I held up my hand, "Obi-Wan, I am not disappointed. I am just surprised, that's all."
"I will accept any punishment you give me, Master, but first…I have something for you."
Suddenly it all made sense to me. Obi-Wan was telling me this now because he knew it was my birthday and he wanted to give me something. Knowing that I would ask him how he knew it was my birthday he had given way to his conscious and come to make his confession.
"Obi-Wan," I said softly, "you didn't have to get me anything."
He smiled shakily, "I know, Master, but I wanted to."
Obi-Wan brought a small box out from behind his back and gave it to me. I frowned, curious. The box was no bigger than an inch tall and two inches wide. What did he get me? Schooling my childlike anticipation, I lifted the lid of the box and found a pendant lying on top of a velvet cushion.
I took the pendant out and set it on my palm. It was made of gold and engraved on the front were the letters O and Q surrounded by a flower – the symbol for eternal friendship. I could only imagine how much it had cost Obi-Wan to have this made for me and was overwhelmed by the love he had imbued it with. My Padawan had used the Force to implant his love and devotion to me on the pendant so that whenever I held it I would know how much he cared for me.

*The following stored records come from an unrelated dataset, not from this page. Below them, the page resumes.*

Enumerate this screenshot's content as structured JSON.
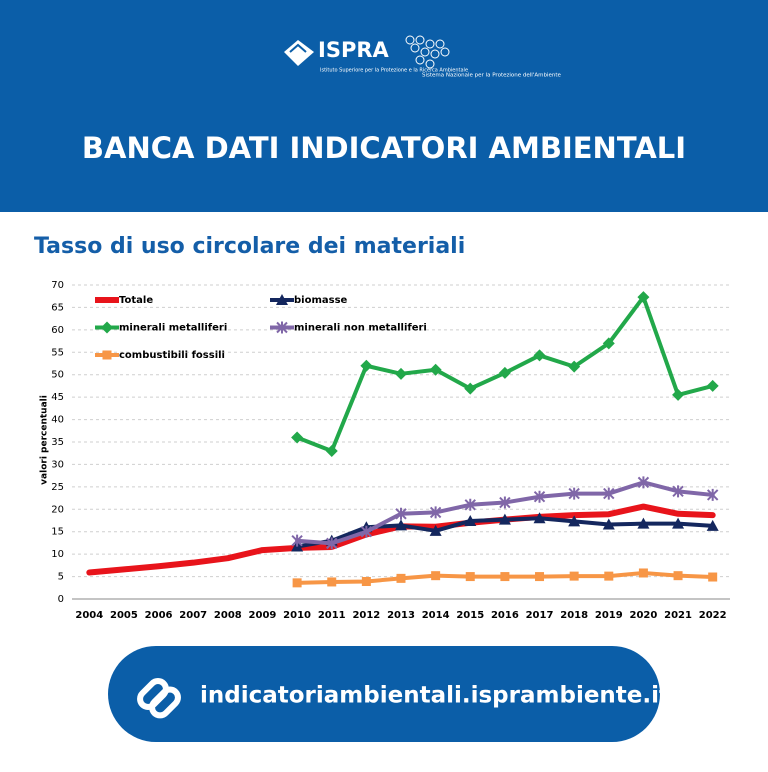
{
  "header": {
    "logo_name": "ISPRA",
    "logo_subtitle": "Istituto Superiore per la Protezione e la Ricerca Ambientale",
    "partner": "Sistema Nazionale per la Protezione dell'Ambiente",
    "title": "BANCA DATI INDICATORI AMBIENTALI"
  },
  "chart_data": {
    "type": "line",
    "title": "Tasso di uso circolare dei materiali",
    "y_label": "valori percentuali",
    "categories": [
      "2004",
      "2005",
      "2006",
      "2007",
      "2008",
      "2009",
      "2010",
      "2011",
      "2012",
      "2013",
      "2014",
      "2015",
      "2016",
      "2017",
      "2018",
      "2019",
      "2020",
      "2021",
      "2022"
    ],
    "series": [
      {
        "name": "Totale",
        "color": "#e8141b",
        "marker": "none",
        "values": [
          5.9,
          6.6,
          7.3,
          8.1,
          9.1,
          10.9,
          11.4,
          11.6,
          14.4,
          16.2,
          16.1,
          17.0,
          17.7,
          18.3,
          18.7,
          18.9,
          20.6,
          19.0,
          18.7
        ]
      },
      {
        "name": "biomasse",
        "color": "#14275e",
        "marker": "triangle",
        "values": [
          null,
          null,
          null,
          null,
          null,
          null,
          11.7,
          13.0,
          16.0,
          16.4,
          15.2,
          17.4,
          17.7,
          18.0,
          17.3,
          16.6,
          16.8,
          16.8,
          16.3
        ]
      },
      {
        "name": "minerali metalliferi",
        "color": "#22a84a",
        "marker": "diamond",
        "values": [
          null,
          null,
          null,
          null,
          null,
          null,
          36.0,
          33.0,
          52.0,
          50.2,
          51.1,
          46.9,
          50.4,
          54.3,
          51.8,
          57.0,
          67.3,
          45.5,
          47.5
        ]
      },
      {
        "name": "minerali non metalliferi",
        "color": "#8067a8",
        "marker": "star",
        "values": [
          null,
          null,
          null,
          null,
          null,
          null,
          13.0,
          12.4,
          15.0,
          19.0,
          19.3,
          21.0,
          21.5,
          22.8,
          23.5,
          23.5,
          26.0,
          24.0,
          23.2
        ]
      },
      {
        "name": "combustibili fossili",
        "color": "#f79646",
        "marker": "square",
        "values": [
          null,
          null,
          null,
          null,
          null,
          null,
          3.6,
          3.8,
          3.9,
          4.6,
          5.2,
          5.0,
          5.0,
          5.0,
          5.1,
          5.1,
          5.8,
          5.2,
          4.9
        ]
      }
    ],
    "ylim": [
      0,
      70
    ],
    "yticks": [
      0,
      5,
      10,
      15,
      20,
      25,
      30,
      35,
      40,
      45,
      50,
      55,
      60,
      65,
      70
    ],
    "grid": true
  },
  "footer": {
    "url": "indicatoriambientali.isprambiente.it"
  }
}
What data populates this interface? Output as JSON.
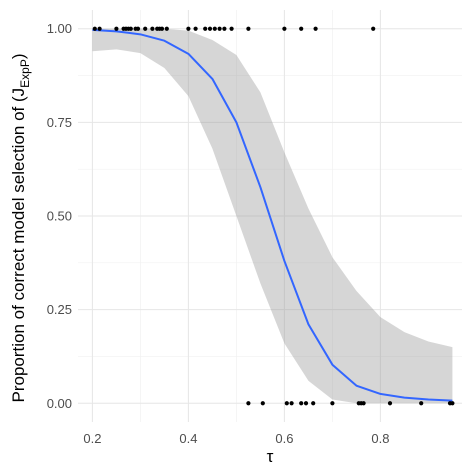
{
  "chart_data": {
    "type": "scatter",
    "xlabel": "τ",
    "ylabel": "Proportion of correct model selection of (J",
    "ylabel_sub": "ExpP",
    "ylabel_end": ")",
    "xlim": [
      0.17,
      0.97
    ],
    "ylim": [
      -0.05,
      1.05
    ],
    "x_ticks": [
      0.2,
      0.4,
      0.6,
      0.8
    ],
    "x_tick_labels": [
      "0.2",
      "0.4",
      "0.6",
      "0.8"
    ],
    "y_ticks": [
      0.0,
      0.25,
      0.5,
      0.75,
      1.0
    ],
    "y_tick_labels": [
      "0.00",
      "0.25",
      "0.50",
      "0.75",
      "1.00"
    ],
    "grid": true,
    "series": [
      {
        "type": "points",
        "color": "#000000",
        "points": [
          [
            0.205,
            1.0
          ],
          [
            0.215,
            1.0
          ],
          [
            0.25,
            1.0
          ],
          [
            0.265,
            1.0
          ],
          [
            0.27,
            1.0
          ],
          [
            0.275,
            1.0
          ],
          [
            0.28,
            1.0
          ],
          [
            0.29,
            1.0
          ],
          [
            0.295,
            1.0
          ],
          [
            0.31,
            1.0
          ],
          [
            0.325,
            1.0
          ],
          [
            0.335,
            1.0
          ],
          [
            0.34,
            1.0
          ],
          [
            0.345,
            1.0
          ],
          [
            0.355,
            1.0
          ],
          [
            0.4,
            1.0
          ],
          [
            0.415,
            1.0
          ],
          [
            0.435,
            1.0
          ],
          [
            0.445,
            1.0
          ],
          [
            0.455,
            1.0
          ],
          [
            0.465,
            1.0
          ],
          [
            0.475,
            1.0
          ],
          [
            0.49,
            1.0
          ],
          [
            0.525,
            1.0
          ],
          [
            0.6,
            1.0
          ],
          [
            0.635,
            1.0
          ],
          [
            0.665,
            1.0
          ],
          [
            0.785,
            1.0
          ],
          [
            0.525,
            0.0
          ],
          [
            0.555,
            0.0
          ],
          [
            0.605,
            0.0
          ],
          [
            0.615,
            0.0
          ],
          [
            0.635,
            0.0
          ],
          [
            0.645,
            0.0
          ],
          [
            0.66,
            0.0
          ],
          [
            0.7,
            0.0
          ],
          [
            0.755,
            0.0
          ],
          [
            0.76,
            0.0
          ],
          [
            0.765,
            0.0
          ],
          [
            0.82,
            0.0
          ],
          [
            0.885,
            0.0
          ],
          [
            0.945,
            0.0
          ],
          [
            0.95,
            0.0
          ]
        ]
      },
      {
        "type": "line",
        "color": "#3366ff",
        "x": [
          0.2,
          0.25,
          0.3,
          0.35,
          0.4,
          0.45,
          0.5,
          0.55,
          0.6,
          0.65,
          0.7,
          0.75,
          0.8,
          0.85,
          0.9,
          0.95
        ],
        "y": [
          0.997,
          0.993,
          0.985,
          0.968,
          0.933,
          0.866,
          0.75,
          0.577,
          0.38,
          0.211,
          0.103,
          0.047,
          0.025,
          0.015,
          0.01,
          0.007
        ]
      },
      {
        "type": "ribbon",
        "color": "#999999",
        "x": [
          0.2,
          0.25,
          0.3,
          0.35,
          0.4,
          0.45,
          0.5,
          0.55,
          0.6,
          0.65,
          0.7,
          0.75,
          0.8,
          0.85,
          0.9,
          0.95
        ],
        "lower": [
          0.94,
          0.945,
          0.935,
          0.895,
          0.82,
          0.68,
          0.5,
          0.32,
          0.16,
          0.06,
          0.01,
          0.0,
          0.0,
          0.0,
          0.0,
          0.0
        ],
        "upper": [
          1.0,
          1.0,
          1.0,
          1.0,
          0.995,
          0.97,
          0.93,
          0.83,
          0.67,
          0.52,
          0.39,
          0.3,
          0.23,
          0.19,
          0.165,
          0.15
        ]
      }
    ]
  }
}
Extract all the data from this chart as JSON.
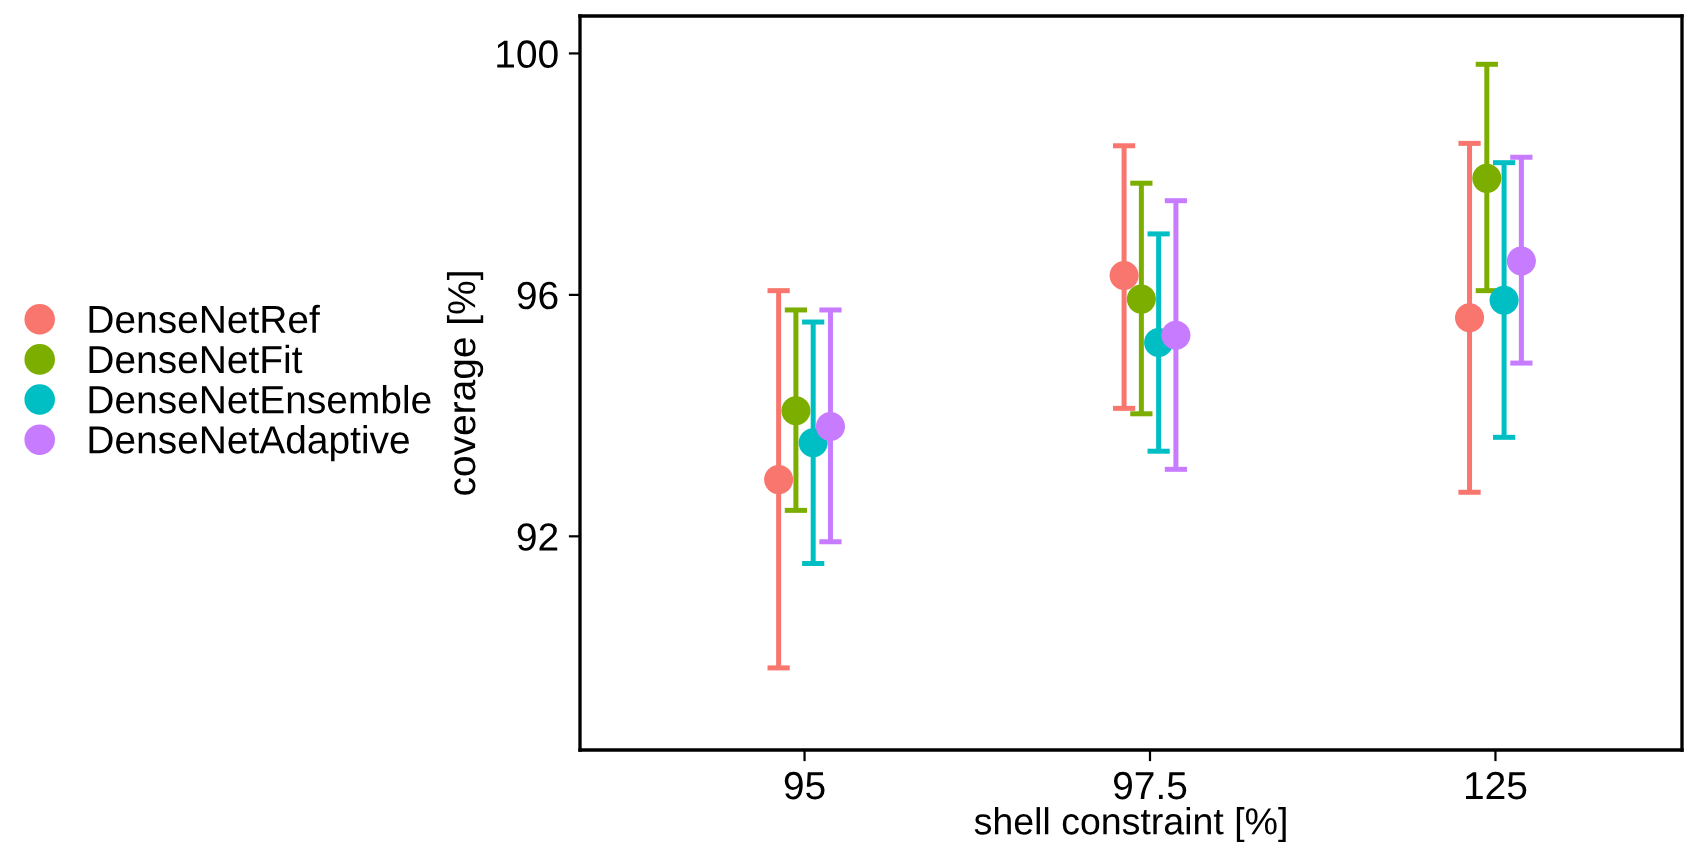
{
  "chart_data": {
    "type": "scatter",
    "xlabel": "shell constraint [%]",
    "ylabel": "coverage [%]",
    "categories": [
      "95",
      "97.5",
      "125"
    ],
    "series": [
      {
        "name": "DenseNetRef",
        "color": "#f8766d",
        "values": [
          92.94,
          96.32,
          95.62
        ],
        "errors": [
          [
            89.82,
            96.07
          ],
          [
            94.12,
            98.47
          ],
          [
            92.73,
            98.51
          ]
        ]
      },
      {
        "name": "DenseNetFit",
        "color": "#7cae00",
        "values": [
          94.08,
          95.93,
          97.93
        ],
        "errors": [
          [
            92.43,
            95.75
          ],
          [
            94.03,
            97.85
          ],
          [
            96.07,
            99.82
          ]
        ]
      },
      {
        "name": "DenseNetEnsemble",
        "color": "#00bfc4",
        "values": [
          93.55,
          95.21,
          95.91
        ],
        "errors": [
          [
            91.55,
            95.55
          ],
          [
            93.41,
            97.01
          ],
          [
            93.64,
            98.19
          ]
        ]
      },
      {
        "name": "DenseNetAdaptive",
        "color": "#c77cff",
        "values": [
          93.82,
          95.33,
          96.56
        ],
        "errors": [
          [
            91.91,
            95.75
          ],
          [
            93.11,
            97.56
          ],
          [
            94.87,
            98.28
          ]
        ]
      }
    ],
    "ylim": [
      88.46,
      100.62
    ],
    "yticks": [
      92,
      96,
      100
    ],
    "grid": false,
    "legend": "left",
    "marker": "circle"
  }
}
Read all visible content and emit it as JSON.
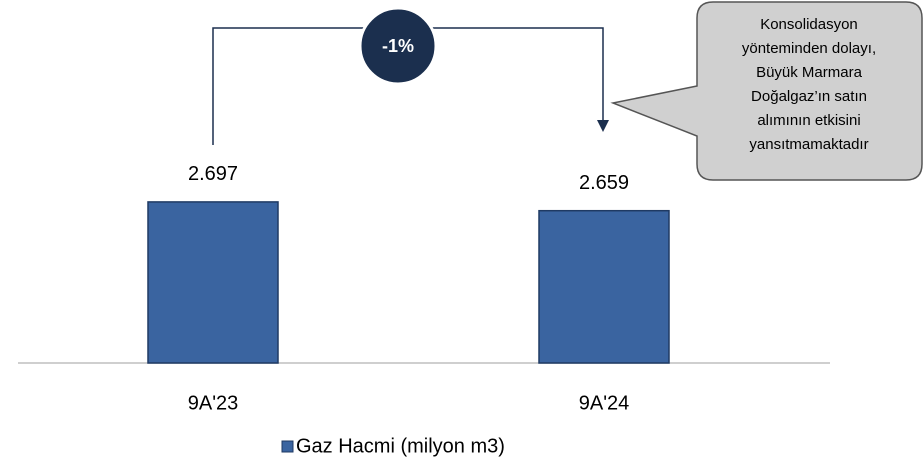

I swallowed hard, not even trying to control the emotions such a gesture invoked in me. How could I possibly have thought Obi-Wan was tainted with darkness when he was so pure and good? He humbled me. I had so much to learn from him about love and trust.
I stilled my trembling hands and tried to think of something to say, someway I could express my gratitude to him. Yes, I thought distantly, this most certainly did excuse such a minor transgression on his part. No one had ever given me such a gift. Not even Tahl, who I considered my best friend.
Did the boy know how much this meant to me? How much I would always cherish it? He couldn't possibly realize that this pendant was more than just a piece of gold but a piece of his heart that he was giving to me.
"Master?" Obi-Wan's trembling and hopeful voice filled my ears and pushed aside my thoughts. "Do you like it?"
Instantly I regretted and cursed my loss of words. Obi-Wan was so insecure about his place with me and he had obviously put his whole heart and soul into this gift. He was misinterpreting my silence as disappointment.
Wanting to reassure him I tried to say something but the words fled my grasp. There was nothing I could say that would express everything I was feeling right now. So instead I slipped the pendant inside the front pocket of my tunic, where I vowed I would always keep it, and reached down to pull Obi-Wan into my lap.
The boy was surprised but he came up more than willingly and when I enfolded him in a tight embrace he brought his arms around to hug me back. Gently, I stroked the boy's hair as tears filled my eyes. "Oh, Padawan," I finally managed in a choked voice, "thank you so much. I will wear it always." I wanted to say so much more but my tenuous voice completely failed me as soon as the words were spoken.
I lifted my mental shields and sent my emotions to Obi-Wan in a rush, wanting him to know how much I truly did love his heartfelt gesture.
Laughing exuberantly when Obi-Wan caught my emotions and returned his own I tightened my hold on him and slowly began to rock us back and forth in the chair. I could feel my Padawan's joy and relief that I had liked the present along with his love and devotion to me reflected in our bond and in the pendant. It was enough to destroy what remained of my control and soon tears were flooding my eyes and falling to soak the boy's hair.
I'm so glad, he whispered into my mind softly, his thick voice conveying so much more, and then added, Happy birthday, Qui-Gon.